While there are several other instances where Odysseus’ pride and arrogance got him into more trouble, such as falling prey to the seductive song of the Seirenes, in his encounters with Kirke, the bag of winds from Aiolos, and with the oxen of Helios, this one encounter with the Cyclops clearly portray what detriment an imprudent temperament can bring about. Had Odysseus went about his way quietly, then Polyphemos would have told on his father, Poseidon, the same thing that he told the other Cyclops: that he was being hurt by “Nobody”. That certainly would have made his journey a lot easier since Poseidon won’t be after his hide. What makes his vices (arrogance and pride) even more dangerous is that he is putting others in the line of danger as well. Although it did prove to serve him well later on, like when he encountered the bag of winds, his cunning inevitably led to the destruction of his crew, people who were helping him in his journey. Of course the epic is all about Odysseus’ grand journey back home, but his character as a model does remain to be wanting of temperance, and thus virtue.

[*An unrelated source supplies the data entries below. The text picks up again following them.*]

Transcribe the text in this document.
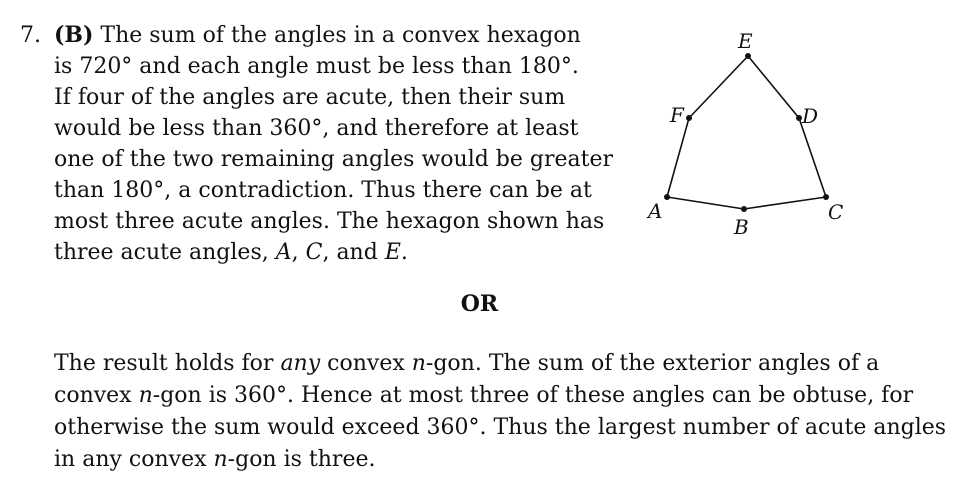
7. (B) The sum of the angles in a convex hexagon
is 720° and each angle must be less than 180°.
If four of the angles are acute, then their sum
would be less than 360°, and therefore at least
one of the two remaining angles would be greater
than 180°, a contradiction. Thus there can be at
most three acute angles. The hexagon shown has
three acute angles, A, C, and E.
E
F	D
A
B
C
OR
The result holds for any convex n-gon. The sum of the exterior angles of a
convex n-gon is 360°. Hence at most three of these angles can be obtuse, for
otherwise the sum would exceed 360°. Thus the largest number of acute angles
in any convex n-gon is three.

However, that is not to remain for the rest of the story. He does learn to be more prudent as more challenges approach him, such as when he disguised himself as a beggar in Ithaka. While he may have been very tempted to reveal his true character and unleash his real strength, he suppressed this feeling and instead recognized that he would have to be patient and play the part of a helpless beggar, if he indeed wanted to pull off his disguise well. And so he let the men beat him up until he found his proper timing.
Examining the story of Odysseus, it can then be said that his ultimate goal for that particular journey was to get back to his life with his wife and son, which, for the purposes of Odyssey, is his ultimate goal, albeit the very active nature by which he pursued it. But despite of that, the point where the story of Odysseus and Aristotle’s teachings on practicing the Golden Mean for the attainment of the ultimate goal is clearly seen.
Intelligence, pride and arrogance may help in one’s self-esteem and confidence, but to leave these unchecked and practiced in excess will surely lead to the downfall of a person, precisely because there is no virtue for him to stand on. For a strong character like Odysseus, it did certainly help him at the end of the day to be virtuous about his actions, which then allowed him to get back to his family and to be welcomed home. Aristotle’s Golden Mean, therefore, is not merely the road that brought Odysseus home, but is actually, his character’s ultimate home as a hero.